A sweet, welcoming and noisy people, but one also endowed with a certain shyness, fruit of its Portuguese/African mix. In this city of so much talk, a constant sea-breeze blows where time has never acquired the speed of the large urban centres. The topography is privileged: nestled between the ocean and the hillside, the city splits into the Upper and Lower Cities, both facing seaward.
In this work, Jorge Amado sketches a guide to the streets and mysteries of São Salvador da Bahia de Todos os Santos - the city of Bahia, “black par excellence” -, founded in 1549. The author describes the poor and upper-class neighbourhoods, the fairs and markets, the city’s countless hills and streets, and the surrounding beaches of Itapuã, Amaralina, Pituba and Farol da Barra.
More than just a map of place, the book also chronicles the customs of the Bahian population, speaking on a range of features, such as the churches, the macumba rituals and the candomblé terreiros
(ritual sites), the typical foods, the cleaning of Nosso Senhor do Bonfim church, and the worship of Iemanjá, always highlighting the miscegenation of the people and the contradictions in their at once libertine and conservative spirit.

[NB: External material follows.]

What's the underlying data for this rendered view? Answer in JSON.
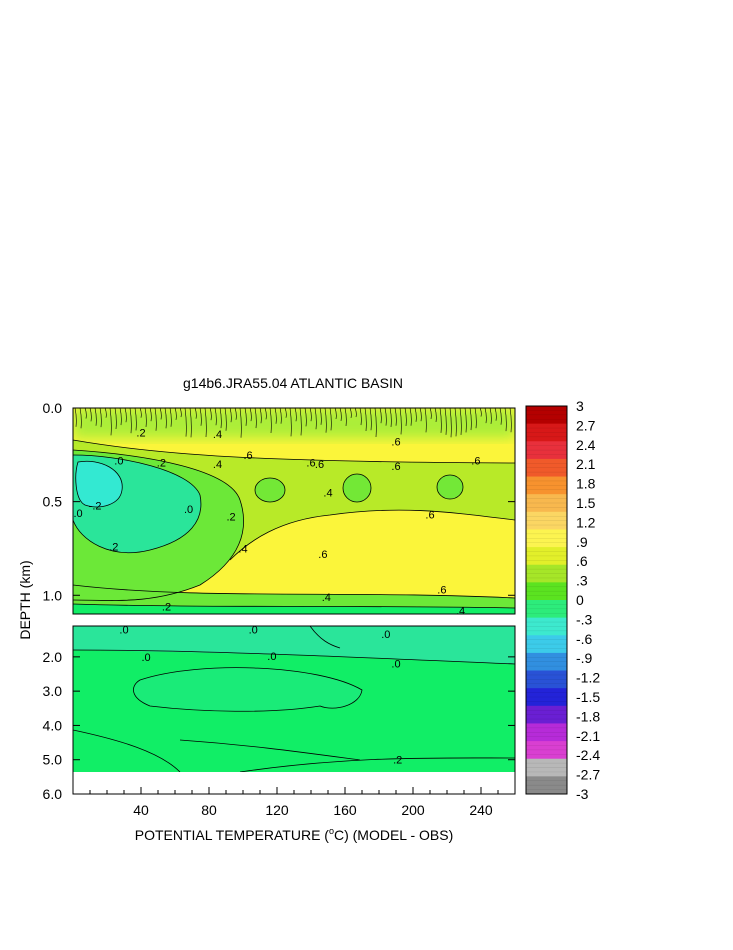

Contrary to the historical and interpretive effort to understand Salvador, Jorge Amado accentuates the mystery that imbues the city. Where does it come from? Nobody knows. Is it from the pounding drums of candomblé? The slender fishing boats in the quays? From the churches? The market? Baixa dos Sapateiros? The author’s advice is that we not even try to decipher the city’s secrets, as they pervade the body, soul and the very heart of the people of Bahia.